University of Zurich media researcher Mark Eisenegger led the first systematic study examining how young adults obtain information online as part of a broader research initiative on journalism's role in digital behavior. The findings, gathered by tracking actual domains accessed on smartphones by study participants, reveal a generation more discerning than critics might assume. While 170 of those daily minutes go to social media, the seven minutes devoted to professional news outlets suggests intentionality—young adults aren't passively absorbing whatever algorithms serve them.
The most striking discovery is not what young adults consume, but what they deliberately avoid. When researchers matched accessed domains against a comprehensive list of 3,500 national and international news websites, including disreputable sources peddling conspiracy theories and disinformation, they found very few users landing on problematic sites. "For a democracy, this is a key finding: Young adults seem to have a sense of which information sources they can trust," Eisenegger observed. The most-visited news destinations were the commuter tabloid 20 Minuten and Switzerland's public broadcaster SRF, suggesting a pragmatic preference for accessible, established journalism.
The research team—including Adrian Rauchfleisch from Taiwan State University, Pascal Jürgens from the University of Trier, and Karl Aberer from EPFL—identified another positive trend: when political votes approach, young adults increasingly turn to established journalistic news websites.
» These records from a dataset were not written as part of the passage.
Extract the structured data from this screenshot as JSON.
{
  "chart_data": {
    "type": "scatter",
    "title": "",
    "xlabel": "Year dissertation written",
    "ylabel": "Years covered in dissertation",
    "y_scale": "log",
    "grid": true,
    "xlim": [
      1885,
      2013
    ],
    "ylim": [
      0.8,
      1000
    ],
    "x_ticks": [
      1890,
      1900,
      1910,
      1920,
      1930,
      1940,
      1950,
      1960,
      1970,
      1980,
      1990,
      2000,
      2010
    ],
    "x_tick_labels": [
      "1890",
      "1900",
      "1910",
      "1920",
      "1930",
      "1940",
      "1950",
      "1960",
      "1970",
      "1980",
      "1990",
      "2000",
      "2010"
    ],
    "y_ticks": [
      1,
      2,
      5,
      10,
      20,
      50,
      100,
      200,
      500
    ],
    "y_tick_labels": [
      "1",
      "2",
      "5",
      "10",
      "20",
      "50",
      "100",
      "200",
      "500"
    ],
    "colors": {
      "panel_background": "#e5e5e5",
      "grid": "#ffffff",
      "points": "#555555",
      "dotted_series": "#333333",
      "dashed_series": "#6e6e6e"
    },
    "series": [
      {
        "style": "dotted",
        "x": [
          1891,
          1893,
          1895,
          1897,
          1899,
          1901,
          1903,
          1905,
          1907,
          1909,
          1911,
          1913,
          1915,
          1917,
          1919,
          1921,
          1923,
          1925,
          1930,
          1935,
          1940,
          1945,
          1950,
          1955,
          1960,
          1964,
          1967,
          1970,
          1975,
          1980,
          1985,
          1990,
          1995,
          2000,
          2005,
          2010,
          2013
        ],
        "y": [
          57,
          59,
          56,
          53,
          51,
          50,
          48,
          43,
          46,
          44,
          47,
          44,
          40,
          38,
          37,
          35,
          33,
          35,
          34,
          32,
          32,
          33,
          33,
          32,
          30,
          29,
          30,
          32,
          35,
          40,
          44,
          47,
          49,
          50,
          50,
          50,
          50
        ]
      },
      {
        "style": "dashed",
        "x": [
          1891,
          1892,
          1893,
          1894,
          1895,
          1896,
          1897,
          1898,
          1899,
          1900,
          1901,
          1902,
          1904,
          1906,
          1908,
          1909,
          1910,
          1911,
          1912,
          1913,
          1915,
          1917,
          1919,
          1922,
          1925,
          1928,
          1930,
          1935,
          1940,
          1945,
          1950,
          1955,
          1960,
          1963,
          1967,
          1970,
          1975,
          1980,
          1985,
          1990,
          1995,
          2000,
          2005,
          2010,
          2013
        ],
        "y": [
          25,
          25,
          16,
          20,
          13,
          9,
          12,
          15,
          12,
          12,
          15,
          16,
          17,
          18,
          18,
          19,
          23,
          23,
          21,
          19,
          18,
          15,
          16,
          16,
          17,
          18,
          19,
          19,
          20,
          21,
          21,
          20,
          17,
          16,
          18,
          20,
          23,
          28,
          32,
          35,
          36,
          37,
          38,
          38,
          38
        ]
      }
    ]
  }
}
This pattern suggests that despite their light daily consumption, young people recognize the value of credible sources when it matters most.
However, a shadow looms over these encouraging findings. Artificial intelligence is becoming a central news source for 18% of young adults, a share that continues to climb. This shift poses a genuine threat to journalism's future. When readers skim an AI-generated summary and never click through to the original reporting, journalistic outlets lose both reach and revenue—the economic foundations on which quality news production depends. The problem is structural: AI aggregators benefit from journalism's work without channeling readers or resources back to newsrooms.
The seven-minute daily figure might seem dismissive—Eisenegger notes it's not even enough time to watch a complete evening news program—yet only around 2% of young adults spend 30 minutes or more per day with professional news. This suggests a bifurcated audience: a small core of engaged news consumers and a vast majority who dip in occasionally but deliberately. What emerges from this data is not indifference but a kind of filtered engagement, where young adults curate their sources with surprising judgment even as their overall news consumption remains minimal.
The study's real value lies in correcting a damaging assumption: that young people either ignore news entirely or tumble uncritically into misinformation. Instead, Eisenegger's research suggests they navigate digital information landscapes with an intuitive grasp of credibility. The challenge now is not their trust in good journalism, but ensuring that journalism can survive in an ecosystem where trust alone doesn't pay the bills.